Em outro trecho, o texto afirma que esse modelo de incentivos cria “ilhas de riqueza” em detrimento do não-cumprimento da Constituição Federal, a fim de garantir direito à alimentação a toda população.
Segundo Woortmann, a lista de áreas e atividades que poderiam receber os recursos hoje destinados à soja é “infinita”, incluindo a produção de arroz e feijão, o que melhoraria a segurança alimentar, a criação de um novo processo de industrialização no país ou o fomento à educação.
“Temos uma situação emergencial de desenvolvimento do país, e isso vai depender da reforma tributária. Onde o país vai colocar o seu dinheiro, que está mais escasso? Não é possível que não sobrem recursos para setores que precisam”, destacou.

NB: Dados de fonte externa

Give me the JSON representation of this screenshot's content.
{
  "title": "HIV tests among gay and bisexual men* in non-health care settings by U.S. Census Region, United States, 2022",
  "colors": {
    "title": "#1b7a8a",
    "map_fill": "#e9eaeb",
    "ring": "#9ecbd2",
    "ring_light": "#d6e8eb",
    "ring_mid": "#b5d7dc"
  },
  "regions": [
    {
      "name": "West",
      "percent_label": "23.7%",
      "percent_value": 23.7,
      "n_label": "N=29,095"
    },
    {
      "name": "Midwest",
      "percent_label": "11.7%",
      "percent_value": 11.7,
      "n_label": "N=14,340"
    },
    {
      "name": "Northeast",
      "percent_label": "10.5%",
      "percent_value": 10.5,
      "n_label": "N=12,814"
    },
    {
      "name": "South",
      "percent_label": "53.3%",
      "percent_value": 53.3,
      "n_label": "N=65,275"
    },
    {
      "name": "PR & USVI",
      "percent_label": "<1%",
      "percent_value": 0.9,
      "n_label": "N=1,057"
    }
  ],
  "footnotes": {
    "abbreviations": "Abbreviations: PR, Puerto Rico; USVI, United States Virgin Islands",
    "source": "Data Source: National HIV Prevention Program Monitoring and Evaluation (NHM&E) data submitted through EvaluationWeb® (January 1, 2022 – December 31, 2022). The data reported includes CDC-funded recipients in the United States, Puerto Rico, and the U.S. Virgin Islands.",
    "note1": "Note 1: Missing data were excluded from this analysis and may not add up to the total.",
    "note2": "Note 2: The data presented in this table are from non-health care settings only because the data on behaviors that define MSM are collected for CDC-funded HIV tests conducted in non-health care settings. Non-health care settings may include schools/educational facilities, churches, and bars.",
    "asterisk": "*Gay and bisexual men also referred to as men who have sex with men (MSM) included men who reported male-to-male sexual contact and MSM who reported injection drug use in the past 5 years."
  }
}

Apesar de não conhecer o estudo em detalhes, a Associação Brasileira das Indústrias de Óleos Vegetais (Abiove), que representa as tradings agrícolas, disse que “as desonerações apontadas são horizontais para todo o setor agropecuário e para a indústria de processamento de produtos agropecuários, sem nenhuma exclusividade ou direcionamento para a soja e seus derivados”. A Globo Rural procurou a Associação Brasileira dos Produtores de Soja (Aprosoja Brasil), que não quis comentar.